Failing Drug and Alcohol Tests
The Transportation Security Administration is tasked with keeping millions of people safe every day at airports across the country. However, since the inception of TSA, controversy has surrounded their ability to do that job effectively and efficiently. A shocking new report revealing extensive drug and alcohol use among TSA employees, is creating even more concern.
From KGW Portland:
A KGW investigation found hundreds of Transportation Security Administration workers have failed drug and alcohol tests at airports around the country. Nationwide, 858 TSA workers tested positive for drugs or alcohol between 2010 and 2016, according to federal records obtained through a Freedom of Information Act request. The TSA conducts drug and alcohol tests randomly. Tests are also given if there is reasonable suspicion an employee is under the influence.
Per the report, some of the highest failure rates occurred at some of the nation’s busiest airports. Fifty-one TSA workers tested positive for drugs or alcohol at Los Angeles International Airport. John F. Kennedy International Airport had 40 employees test positive. Boston Logan International Airport had 35 failed tests.
The investigation also revealed more alarming instances of crimes committed by TSA employees. Those crimes range from cocaine use on the job, to more serious felonies like…
Human Trafficking and Child Pornography
In March 2016, President Trump tweeted about TSA and our nations aiports. Just two months later, a July 2016 report from the U.S. House Homeland Security Committee found increased employee misconduct at the TSA. An agency spokesperson for the agency told KGW that employees who fail drug tests or are charged with a crime, are fired immediately.
However, how many instances of drug abuse go unchecked or unnoticed?
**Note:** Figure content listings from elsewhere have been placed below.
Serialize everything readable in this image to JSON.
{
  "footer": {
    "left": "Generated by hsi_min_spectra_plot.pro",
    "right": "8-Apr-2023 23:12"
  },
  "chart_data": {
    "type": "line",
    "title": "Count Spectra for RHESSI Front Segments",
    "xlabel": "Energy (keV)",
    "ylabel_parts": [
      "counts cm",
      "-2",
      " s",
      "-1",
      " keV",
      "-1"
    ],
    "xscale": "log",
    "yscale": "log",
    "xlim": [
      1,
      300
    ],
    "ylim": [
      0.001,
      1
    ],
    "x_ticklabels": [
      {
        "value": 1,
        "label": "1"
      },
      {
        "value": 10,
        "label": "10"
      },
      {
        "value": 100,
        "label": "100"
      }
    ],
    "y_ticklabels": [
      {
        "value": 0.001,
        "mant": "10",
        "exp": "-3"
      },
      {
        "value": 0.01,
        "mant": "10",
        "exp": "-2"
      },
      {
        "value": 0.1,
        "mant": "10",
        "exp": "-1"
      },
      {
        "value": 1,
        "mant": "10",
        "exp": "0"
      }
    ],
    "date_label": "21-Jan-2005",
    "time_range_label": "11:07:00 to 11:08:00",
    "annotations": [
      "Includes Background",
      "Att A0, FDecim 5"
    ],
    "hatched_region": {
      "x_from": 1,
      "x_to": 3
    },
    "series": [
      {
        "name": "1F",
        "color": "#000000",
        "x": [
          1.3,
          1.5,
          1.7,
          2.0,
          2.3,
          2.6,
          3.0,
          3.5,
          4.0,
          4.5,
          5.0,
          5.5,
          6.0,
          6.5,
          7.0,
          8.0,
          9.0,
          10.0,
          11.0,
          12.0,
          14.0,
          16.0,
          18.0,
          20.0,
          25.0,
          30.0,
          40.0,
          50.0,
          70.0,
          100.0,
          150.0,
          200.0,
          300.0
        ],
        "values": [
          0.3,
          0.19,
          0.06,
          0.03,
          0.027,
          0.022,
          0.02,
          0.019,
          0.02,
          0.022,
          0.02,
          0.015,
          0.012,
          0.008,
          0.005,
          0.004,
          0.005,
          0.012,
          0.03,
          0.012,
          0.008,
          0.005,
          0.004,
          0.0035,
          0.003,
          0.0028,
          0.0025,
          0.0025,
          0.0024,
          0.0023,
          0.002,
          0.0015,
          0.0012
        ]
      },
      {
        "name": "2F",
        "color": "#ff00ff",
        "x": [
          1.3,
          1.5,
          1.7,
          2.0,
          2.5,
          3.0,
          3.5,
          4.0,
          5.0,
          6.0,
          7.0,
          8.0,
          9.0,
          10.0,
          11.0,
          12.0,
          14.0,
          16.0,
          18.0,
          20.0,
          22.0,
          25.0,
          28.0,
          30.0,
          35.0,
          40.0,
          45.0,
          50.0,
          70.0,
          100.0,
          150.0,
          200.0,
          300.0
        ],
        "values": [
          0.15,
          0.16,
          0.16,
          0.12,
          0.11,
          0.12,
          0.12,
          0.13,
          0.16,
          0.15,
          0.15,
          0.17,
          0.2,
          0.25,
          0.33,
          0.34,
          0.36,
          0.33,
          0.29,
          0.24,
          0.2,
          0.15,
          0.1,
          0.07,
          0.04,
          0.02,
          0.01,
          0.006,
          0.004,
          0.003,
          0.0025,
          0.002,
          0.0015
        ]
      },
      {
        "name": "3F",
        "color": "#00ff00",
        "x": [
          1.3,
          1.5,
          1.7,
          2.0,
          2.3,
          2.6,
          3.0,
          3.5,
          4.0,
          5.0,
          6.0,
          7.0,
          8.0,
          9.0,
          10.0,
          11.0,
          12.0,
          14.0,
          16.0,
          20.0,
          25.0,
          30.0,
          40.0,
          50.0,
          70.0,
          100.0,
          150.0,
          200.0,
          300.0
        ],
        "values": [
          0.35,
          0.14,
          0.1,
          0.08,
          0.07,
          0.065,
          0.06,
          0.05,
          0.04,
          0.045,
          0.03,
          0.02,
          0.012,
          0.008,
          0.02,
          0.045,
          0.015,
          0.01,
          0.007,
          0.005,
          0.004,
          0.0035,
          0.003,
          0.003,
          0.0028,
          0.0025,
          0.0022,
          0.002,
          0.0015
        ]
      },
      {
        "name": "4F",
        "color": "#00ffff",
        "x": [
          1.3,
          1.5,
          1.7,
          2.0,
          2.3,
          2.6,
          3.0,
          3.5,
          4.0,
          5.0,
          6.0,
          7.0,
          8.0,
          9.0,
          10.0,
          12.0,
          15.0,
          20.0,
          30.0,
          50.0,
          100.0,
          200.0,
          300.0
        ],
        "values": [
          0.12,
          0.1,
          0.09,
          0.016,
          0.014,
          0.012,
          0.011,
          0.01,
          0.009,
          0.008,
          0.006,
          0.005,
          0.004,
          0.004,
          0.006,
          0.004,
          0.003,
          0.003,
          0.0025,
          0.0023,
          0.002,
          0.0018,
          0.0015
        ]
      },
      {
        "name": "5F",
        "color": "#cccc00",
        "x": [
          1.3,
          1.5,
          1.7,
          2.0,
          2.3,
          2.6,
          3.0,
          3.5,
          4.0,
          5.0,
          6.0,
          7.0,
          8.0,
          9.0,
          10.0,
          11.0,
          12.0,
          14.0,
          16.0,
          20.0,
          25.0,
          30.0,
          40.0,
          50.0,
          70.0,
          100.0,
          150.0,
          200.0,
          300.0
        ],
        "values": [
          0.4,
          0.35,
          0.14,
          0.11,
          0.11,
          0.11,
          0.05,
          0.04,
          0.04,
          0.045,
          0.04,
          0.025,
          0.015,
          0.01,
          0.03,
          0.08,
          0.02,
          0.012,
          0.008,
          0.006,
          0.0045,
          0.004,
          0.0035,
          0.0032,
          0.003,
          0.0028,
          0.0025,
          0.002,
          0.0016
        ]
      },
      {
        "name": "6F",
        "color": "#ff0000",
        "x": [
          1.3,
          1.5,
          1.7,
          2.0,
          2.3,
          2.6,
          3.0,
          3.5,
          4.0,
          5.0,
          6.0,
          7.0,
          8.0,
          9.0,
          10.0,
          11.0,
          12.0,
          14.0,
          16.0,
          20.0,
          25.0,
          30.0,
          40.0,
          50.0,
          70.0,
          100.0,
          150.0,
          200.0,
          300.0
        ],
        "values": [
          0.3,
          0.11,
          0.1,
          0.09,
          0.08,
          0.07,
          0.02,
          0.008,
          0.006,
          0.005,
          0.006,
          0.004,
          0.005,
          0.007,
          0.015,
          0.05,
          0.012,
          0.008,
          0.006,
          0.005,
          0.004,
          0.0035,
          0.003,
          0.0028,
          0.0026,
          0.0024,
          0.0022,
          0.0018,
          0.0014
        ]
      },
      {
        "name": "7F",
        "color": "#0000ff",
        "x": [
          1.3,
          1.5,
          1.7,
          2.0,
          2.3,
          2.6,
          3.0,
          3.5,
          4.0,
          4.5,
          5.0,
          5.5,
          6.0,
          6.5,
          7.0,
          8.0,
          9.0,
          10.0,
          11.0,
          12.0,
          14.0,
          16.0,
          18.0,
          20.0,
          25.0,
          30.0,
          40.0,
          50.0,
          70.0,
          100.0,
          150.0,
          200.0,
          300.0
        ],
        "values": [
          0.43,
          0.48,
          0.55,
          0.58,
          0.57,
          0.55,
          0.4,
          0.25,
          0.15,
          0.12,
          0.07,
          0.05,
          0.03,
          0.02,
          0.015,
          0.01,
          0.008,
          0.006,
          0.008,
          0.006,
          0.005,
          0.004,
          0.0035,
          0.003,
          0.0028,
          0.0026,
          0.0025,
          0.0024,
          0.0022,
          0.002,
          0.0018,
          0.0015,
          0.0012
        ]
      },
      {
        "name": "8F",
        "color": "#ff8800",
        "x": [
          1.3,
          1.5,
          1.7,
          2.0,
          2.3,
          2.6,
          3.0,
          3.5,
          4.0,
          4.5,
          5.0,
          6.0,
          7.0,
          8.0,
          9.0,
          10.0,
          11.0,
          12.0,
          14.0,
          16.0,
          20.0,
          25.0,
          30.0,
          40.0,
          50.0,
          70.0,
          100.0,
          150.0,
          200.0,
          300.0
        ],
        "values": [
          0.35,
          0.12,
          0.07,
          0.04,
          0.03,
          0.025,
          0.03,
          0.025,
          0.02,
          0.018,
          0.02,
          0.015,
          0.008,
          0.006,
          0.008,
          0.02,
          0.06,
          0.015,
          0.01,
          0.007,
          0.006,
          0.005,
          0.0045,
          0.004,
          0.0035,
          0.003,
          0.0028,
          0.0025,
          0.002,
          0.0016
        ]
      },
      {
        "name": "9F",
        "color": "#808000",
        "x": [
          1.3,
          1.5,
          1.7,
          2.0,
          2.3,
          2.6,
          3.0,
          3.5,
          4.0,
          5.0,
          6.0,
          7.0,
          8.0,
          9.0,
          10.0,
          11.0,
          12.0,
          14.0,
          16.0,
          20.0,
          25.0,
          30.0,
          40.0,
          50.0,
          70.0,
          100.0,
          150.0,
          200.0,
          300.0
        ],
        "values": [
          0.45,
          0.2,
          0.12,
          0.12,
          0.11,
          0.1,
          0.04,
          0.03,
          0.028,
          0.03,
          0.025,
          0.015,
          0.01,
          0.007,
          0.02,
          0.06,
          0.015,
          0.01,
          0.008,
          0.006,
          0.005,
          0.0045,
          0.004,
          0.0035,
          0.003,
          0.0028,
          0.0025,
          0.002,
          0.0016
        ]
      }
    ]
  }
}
Workers are tested for several illicit substances such as cocaine, marijuana, opiates, PCP, and amphetamines. In 2016, TSA randomly drug tested just 17, 649 of their 60,000+ employees-97 of them tested positive.
While that is a relatively small percentage, it leaves us wondering how many is too many when it comes to people who are supposed to be protecting the public? Homeland Security analyst, Scott Winegar, believes that total elimination of the problem is an “unreasonable expectation.”